Ditegaskannya, Bukit Cambai tidak bisa diperjualbelikan, karena itu tanah ulayat Nagari Simpang Tanjuang Nan Ampek. Akan tetapi permintaan tokoh adat dan masyarakat setempat tidak digubris.
“Bahkan pengusaha atas nama Ashila Haura Ardi (Anak dari Bupati Solok Epiyardi Asda), mencoba untuk menguasai Bukit Cambai tersebut dari saudara Parizal dengan membuat Surat Silih Rugi Tanah, dan membeli dalam harga yang cukup murah, dengan harga Rp7 ribu per meter,” bebernya.
Lebih lanjut ia mengatakan, dimana proses mengeluarkan surat jual beli tanah ulayat Bukit Cambai tersebut diduga dilakukan di nagari tetangga yaitu Nagari Kampung Batu Dalam, Kecamatan Danau Kembar Kabupaten Solok.

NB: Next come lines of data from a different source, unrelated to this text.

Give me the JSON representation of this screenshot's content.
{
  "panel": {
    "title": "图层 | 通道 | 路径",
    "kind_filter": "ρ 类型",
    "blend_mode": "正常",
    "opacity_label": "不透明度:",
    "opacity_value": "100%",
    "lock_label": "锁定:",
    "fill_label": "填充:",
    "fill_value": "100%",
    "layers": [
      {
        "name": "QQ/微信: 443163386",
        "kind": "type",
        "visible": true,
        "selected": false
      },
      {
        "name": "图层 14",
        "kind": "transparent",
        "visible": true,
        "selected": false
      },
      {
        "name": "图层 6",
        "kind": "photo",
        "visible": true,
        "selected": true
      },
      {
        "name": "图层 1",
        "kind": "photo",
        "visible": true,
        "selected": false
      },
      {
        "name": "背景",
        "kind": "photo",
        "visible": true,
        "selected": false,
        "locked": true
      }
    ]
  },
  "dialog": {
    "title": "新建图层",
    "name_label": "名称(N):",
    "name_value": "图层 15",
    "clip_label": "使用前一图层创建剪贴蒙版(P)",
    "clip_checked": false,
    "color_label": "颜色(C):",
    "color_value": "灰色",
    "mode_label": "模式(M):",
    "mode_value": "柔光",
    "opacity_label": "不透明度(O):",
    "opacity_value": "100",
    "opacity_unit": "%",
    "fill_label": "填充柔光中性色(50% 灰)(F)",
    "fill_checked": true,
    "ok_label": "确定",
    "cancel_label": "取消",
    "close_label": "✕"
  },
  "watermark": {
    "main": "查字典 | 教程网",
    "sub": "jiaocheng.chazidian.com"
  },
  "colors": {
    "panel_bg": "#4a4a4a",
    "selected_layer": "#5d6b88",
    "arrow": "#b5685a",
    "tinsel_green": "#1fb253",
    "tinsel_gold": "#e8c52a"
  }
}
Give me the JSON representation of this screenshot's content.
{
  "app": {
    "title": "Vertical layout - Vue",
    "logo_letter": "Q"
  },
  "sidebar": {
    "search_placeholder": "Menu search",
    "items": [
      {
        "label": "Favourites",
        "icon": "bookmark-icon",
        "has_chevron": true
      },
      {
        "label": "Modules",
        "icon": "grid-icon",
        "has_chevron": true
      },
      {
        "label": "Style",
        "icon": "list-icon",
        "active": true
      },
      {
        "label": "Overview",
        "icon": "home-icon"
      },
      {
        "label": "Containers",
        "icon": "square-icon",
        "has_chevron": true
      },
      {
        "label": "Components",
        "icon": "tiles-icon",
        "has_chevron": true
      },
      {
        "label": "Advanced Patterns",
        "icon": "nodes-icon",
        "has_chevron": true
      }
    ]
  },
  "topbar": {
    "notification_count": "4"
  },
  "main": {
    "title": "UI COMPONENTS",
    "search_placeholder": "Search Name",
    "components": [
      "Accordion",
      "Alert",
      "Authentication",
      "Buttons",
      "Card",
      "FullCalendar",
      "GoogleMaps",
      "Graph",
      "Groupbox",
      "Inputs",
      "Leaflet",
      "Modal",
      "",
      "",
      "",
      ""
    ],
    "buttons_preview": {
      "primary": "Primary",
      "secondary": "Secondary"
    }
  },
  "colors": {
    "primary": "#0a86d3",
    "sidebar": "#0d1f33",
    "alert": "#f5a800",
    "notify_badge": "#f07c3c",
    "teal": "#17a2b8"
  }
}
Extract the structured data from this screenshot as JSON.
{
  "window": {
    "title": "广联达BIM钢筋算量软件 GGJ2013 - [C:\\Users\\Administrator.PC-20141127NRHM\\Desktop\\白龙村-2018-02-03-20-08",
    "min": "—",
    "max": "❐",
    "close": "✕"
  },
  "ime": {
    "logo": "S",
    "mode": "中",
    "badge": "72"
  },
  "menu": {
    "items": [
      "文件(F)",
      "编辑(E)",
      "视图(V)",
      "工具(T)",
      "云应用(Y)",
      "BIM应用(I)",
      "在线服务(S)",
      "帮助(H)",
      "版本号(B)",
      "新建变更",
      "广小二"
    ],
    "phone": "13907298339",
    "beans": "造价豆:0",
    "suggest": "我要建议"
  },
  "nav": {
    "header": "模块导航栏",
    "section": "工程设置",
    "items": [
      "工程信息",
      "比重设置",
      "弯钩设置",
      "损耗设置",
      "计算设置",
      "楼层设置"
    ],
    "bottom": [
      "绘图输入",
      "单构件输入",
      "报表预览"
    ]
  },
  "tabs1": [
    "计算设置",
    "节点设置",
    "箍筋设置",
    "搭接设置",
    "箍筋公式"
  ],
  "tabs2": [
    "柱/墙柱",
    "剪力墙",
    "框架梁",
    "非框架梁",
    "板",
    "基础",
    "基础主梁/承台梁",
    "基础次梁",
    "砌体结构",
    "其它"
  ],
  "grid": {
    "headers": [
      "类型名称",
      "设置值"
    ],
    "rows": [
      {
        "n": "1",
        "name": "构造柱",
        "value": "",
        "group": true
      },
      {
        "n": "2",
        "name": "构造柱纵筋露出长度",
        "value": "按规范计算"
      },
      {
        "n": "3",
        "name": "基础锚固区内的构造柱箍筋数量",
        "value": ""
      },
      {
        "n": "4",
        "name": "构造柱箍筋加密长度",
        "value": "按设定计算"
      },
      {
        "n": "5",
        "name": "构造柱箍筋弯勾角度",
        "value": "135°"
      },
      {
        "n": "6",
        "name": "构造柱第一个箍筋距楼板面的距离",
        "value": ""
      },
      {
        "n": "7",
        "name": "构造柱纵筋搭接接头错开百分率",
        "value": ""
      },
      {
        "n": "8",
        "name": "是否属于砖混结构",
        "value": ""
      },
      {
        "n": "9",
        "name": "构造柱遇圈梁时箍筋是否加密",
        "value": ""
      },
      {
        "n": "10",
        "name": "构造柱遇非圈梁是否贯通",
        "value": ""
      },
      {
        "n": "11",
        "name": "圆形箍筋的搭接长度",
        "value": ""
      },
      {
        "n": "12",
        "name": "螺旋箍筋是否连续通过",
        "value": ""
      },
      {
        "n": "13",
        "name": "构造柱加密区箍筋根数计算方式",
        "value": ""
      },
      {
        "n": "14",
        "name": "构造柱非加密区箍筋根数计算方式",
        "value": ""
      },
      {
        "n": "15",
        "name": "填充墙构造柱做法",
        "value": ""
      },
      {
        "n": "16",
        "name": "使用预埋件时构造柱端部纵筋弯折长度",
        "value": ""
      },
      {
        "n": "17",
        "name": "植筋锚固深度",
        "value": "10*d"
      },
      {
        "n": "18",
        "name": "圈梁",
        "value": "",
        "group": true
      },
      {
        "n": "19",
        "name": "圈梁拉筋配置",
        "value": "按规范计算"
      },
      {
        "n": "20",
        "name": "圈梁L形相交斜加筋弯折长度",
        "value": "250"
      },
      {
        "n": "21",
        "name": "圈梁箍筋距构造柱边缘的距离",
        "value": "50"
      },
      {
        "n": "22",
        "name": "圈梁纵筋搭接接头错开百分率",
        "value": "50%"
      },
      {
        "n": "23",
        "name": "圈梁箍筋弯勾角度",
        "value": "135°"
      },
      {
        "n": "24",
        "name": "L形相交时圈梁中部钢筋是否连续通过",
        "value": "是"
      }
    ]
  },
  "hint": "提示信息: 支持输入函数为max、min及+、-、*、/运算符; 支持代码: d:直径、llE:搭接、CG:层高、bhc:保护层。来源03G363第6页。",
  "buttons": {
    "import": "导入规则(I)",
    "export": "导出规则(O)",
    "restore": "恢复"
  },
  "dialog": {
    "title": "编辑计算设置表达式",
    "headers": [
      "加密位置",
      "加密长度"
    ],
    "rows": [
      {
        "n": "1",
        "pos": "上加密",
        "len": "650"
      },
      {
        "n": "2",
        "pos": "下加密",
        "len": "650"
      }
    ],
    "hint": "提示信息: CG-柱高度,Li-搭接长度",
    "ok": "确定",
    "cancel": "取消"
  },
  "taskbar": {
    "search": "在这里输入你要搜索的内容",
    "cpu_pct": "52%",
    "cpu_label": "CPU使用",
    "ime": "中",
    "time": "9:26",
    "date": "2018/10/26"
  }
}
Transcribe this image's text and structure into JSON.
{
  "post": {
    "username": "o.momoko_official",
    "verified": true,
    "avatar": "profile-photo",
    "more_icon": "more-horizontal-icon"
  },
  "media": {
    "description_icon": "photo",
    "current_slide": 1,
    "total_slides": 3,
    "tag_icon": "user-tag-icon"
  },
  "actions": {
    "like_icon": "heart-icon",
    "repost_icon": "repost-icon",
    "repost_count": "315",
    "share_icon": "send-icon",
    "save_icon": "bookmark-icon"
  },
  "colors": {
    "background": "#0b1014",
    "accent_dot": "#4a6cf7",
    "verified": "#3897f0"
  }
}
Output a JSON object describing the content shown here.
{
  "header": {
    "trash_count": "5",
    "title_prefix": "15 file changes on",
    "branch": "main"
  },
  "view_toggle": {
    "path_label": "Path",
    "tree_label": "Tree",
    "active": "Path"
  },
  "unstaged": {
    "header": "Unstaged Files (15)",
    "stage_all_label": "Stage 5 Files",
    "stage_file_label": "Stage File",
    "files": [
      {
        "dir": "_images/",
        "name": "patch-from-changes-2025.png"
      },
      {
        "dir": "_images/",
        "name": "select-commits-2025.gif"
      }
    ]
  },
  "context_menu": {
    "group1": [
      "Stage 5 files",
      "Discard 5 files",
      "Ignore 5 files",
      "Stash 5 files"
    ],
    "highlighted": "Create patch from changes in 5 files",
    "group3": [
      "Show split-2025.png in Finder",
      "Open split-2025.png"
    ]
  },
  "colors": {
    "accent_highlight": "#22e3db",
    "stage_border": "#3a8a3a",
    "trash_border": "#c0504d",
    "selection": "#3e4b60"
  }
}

“Di dalam proses jual beli tanah ulayat Bukit Cambai pada Anak Bupati Solok tersebut, berdasarkan surat-surat keterangan yang kami dapatkan, juga diduga kuat dilakoni oleh Firdaus Walijorong Aie Rarak, Irshar Hadi Walinagari Kampung Batu Dalam), Edi Warman Datuak Panduko Sutan Ketua KAN Kampung Batu Dalam,” ungkapnya.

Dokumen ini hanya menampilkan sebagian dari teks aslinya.